Niezatrzymanie się do kontroli drogowej, prowadzenie samochodu pod wpływem alkoholu i pomimo zakazu sądowego było dopiero początkiem kłopotów kierowcy z Opola.

Opolscy policjanci, pełniący służbę w nieoznakowanym radiowozie, zauważyli na ulicy Plebiscytowej BMW, którego kierowca na skrzyżowaniu z ulicą 1-go Maja skręcił w prawo z pasa do jazdy na wprost. Funkcjonariusze postanowili zatrzymać sprawcę wykroczenia i włączyli sygnały świetlne oraz dźwiękowe, wzywając go do zatrzymania. Widząc to, kierowca BMW przyspieszył, a następnie na jednej z ulic wysiadł z samochodu i zaczął pieszo uciekać przez ogródki działkowe.
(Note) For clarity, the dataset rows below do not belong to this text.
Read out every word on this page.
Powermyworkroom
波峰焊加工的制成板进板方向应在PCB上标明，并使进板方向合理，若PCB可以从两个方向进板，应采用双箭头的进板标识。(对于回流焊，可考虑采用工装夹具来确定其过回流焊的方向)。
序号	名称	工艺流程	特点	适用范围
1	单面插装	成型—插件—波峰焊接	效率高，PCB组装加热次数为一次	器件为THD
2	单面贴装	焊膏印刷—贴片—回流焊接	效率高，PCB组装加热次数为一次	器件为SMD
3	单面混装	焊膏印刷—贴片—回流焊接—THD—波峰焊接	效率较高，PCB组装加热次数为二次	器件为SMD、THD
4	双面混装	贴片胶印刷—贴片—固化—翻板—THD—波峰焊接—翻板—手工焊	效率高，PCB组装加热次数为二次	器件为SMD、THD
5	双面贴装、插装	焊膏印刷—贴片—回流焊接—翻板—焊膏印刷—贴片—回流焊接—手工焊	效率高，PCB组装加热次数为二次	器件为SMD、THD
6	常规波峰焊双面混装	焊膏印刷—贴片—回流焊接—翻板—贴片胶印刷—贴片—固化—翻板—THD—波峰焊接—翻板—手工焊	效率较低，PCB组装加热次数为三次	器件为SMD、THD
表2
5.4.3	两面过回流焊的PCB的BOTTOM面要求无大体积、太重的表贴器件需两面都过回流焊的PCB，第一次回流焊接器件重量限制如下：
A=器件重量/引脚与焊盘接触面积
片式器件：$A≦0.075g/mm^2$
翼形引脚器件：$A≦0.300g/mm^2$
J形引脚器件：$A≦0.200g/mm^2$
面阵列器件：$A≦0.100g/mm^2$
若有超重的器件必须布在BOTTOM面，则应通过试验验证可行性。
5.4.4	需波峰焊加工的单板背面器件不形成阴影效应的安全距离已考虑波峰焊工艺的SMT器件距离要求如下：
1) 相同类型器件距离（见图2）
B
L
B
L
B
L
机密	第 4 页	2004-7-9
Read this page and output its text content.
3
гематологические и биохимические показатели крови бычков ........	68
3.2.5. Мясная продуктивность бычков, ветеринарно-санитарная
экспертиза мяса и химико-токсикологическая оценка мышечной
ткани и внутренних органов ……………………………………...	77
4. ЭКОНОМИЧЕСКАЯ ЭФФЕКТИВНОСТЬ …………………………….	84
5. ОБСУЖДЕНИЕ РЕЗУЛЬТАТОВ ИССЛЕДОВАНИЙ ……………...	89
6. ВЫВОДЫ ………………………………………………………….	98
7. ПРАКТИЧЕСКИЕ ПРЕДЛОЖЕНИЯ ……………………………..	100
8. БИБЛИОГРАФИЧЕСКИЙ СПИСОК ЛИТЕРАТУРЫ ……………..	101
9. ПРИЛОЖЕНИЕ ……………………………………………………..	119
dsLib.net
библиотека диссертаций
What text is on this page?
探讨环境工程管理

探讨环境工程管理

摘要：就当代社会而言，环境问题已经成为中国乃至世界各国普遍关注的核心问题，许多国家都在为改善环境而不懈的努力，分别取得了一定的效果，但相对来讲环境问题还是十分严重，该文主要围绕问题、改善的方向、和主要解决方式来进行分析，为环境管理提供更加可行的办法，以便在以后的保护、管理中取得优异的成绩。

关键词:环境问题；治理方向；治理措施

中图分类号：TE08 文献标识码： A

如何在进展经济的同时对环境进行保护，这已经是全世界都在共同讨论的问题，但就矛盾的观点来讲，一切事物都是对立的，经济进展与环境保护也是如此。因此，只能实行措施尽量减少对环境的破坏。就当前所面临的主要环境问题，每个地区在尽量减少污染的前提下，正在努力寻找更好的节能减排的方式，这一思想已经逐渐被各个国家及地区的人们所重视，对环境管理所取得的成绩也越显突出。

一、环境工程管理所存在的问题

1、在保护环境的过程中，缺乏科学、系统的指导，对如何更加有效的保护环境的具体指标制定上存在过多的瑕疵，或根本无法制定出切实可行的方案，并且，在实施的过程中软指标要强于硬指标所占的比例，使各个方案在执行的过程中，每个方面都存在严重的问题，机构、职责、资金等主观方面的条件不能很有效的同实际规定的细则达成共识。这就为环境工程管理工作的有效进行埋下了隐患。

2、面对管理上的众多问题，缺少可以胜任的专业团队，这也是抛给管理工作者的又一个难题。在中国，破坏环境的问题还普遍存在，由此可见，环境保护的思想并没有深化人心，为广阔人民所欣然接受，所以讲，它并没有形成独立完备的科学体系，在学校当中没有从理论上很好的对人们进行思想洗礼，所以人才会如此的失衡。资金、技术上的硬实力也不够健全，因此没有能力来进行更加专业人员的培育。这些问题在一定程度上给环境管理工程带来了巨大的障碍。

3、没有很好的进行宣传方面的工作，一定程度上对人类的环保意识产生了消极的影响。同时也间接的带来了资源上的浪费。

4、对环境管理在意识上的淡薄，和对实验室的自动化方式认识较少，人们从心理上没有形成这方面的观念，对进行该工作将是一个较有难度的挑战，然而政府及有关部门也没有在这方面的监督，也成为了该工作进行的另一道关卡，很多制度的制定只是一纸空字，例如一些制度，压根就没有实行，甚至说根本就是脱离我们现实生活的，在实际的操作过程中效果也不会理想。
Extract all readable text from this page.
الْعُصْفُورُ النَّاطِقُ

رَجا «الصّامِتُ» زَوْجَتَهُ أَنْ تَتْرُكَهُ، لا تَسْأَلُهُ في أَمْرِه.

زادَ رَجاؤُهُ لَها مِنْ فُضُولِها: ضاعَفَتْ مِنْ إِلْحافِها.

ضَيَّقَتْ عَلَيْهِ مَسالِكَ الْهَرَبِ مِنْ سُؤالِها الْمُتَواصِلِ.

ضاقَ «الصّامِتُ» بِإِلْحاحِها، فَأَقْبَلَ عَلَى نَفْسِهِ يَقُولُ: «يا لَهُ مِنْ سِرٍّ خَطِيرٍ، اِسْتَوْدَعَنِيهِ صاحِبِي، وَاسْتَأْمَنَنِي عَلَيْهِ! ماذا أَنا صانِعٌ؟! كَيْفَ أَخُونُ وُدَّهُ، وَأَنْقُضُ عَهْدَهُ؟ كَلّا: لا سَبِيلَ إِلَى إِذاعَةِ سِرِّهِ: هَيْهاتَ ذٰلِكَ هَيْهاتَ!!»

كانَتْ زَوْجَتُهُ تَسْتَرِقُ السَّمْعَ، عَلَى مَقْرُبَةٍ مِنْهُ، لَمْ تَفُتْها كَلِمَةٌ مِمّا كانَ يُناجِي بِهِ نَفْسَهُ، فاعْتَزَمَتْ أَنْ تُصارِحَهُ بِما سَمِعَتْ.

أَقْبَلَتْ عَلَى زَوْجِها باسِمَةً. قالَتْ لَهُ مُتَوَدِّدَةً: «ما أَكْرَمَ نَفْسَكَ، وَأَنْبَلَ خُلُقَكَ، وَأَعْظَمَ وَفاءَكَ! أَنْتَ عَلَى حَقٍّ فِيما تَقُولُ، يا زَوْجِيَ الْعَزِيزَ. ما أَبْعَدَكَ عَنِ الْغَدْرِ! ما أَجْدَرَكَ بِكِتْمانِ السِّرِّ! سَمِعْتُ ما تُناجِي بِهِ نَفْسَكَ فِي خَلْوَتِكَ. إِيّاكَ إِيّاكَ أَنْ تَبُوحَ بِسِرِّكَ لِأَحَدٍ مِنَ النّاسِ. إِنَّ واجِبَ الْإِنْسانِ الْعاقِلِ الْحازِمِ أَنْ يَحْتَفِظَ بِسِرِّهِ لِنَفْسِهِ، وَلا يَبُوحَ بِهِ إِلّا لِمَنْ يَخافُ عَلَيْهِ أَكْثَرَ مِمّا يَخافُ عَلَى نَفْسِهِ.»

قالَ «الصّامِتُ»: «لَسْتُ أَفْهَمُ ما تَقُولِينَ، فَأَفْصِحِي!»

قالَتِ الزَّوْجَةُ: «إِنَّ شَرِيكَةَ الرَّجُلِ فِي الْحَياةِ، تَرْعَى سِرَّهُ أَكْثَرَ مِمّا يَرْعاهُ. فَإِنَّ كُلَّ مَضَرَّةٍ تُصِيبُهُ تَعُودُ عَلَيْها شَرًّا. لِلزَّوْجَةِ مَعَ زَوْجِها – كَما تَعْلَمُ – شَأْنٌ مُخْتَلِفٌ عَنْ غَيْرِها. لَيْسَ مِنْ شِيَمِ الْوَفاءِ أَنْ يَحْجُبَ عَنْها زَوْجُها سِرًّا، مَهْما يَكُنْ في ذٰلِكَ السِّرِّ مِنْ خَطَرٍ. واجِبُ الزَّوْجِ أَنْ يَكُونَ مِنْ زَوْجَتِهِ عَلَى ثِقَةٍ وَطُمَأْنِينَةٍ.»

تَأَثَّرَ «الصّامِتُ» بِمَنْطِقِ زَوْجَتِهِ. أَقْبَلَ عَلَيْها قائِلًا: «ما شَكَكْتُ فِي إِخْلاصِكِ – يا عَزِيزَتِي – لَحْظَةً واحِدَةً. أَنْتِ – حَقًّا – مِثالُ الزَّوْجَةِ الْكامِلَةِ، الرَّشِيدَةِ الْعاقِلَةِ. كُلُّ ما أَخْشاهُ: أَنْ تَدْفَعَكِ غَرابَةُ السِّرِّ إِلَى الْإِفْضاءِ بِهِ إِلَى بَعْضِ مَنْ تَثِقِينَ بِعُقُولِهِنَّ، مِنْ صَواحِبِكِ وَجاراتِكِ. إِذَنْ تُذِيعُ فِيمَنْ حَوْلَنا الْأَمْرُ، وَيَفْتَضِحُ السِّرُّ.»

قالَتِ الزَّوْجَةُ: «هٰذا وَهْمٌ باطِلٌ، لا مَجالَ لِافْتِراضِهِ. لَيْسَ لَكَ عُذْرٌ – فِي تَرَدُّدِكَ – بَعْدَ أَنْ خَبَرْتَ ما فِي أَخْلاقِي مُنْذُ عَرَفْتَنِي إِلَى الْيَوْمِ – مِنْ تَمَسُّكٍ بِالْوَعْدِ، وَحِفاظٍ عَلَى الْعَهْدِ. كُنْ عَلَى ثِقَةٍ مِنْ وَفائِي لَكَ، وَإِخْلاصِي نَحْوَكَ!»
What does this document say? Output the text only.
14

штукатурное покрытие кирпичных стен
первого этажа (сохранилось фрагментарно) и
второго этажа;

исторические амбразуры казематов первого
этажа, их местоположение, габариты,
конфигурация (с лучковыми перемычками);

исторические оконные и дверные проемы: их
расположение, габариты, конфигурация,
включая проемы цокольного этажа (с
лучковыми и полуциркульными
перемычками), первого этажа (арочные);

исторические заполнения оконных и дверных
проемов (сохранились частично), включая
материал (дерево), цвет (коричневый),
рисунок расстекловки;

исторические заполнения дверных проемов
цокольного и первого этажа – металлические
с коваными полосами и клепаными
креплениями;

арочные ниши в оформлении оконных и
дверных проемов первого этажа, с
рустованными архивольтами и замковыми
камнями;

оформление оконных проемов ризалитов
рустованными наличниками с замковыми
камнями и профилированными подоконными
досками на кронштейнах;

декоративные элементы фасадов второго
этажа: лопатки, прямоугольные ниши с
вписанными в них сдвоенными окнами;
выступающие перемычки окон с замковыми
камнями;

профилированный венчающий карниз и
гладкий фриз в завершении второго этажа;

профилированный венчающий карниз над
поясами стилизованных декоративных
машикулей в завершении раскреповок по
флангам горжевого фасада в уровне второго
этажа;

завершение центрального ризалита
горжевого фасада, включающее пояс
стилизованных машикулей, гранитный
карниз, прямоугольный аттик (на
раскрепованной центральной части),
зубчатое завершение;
Nie zatrzymywał się mimo wydawanych mu poleceń. Po krótkim pościgu został zatrzymany przez funkcjonariuszy, gdy próbował schować się w krzakach przy jednym z budynków. Zatrzymanym okazał się 30-letni mieszkaniec Opola.

Reklama

Policjanci wyczuli od mężczyzny woń alkoholu. Jak się okazało, miał on ponad 0,5 promila alkoholu w organizmie. Dodatkowo funkcjonariusze znaleźli przy kierowcy BMW woreczek z białym proszkiem - po wstępnym badaniu okazało się, że jest to metaamfetamina. Policjanci szybko ustalili też, że mężczyzna kierował pojazdem, mimo sądowego zakazu.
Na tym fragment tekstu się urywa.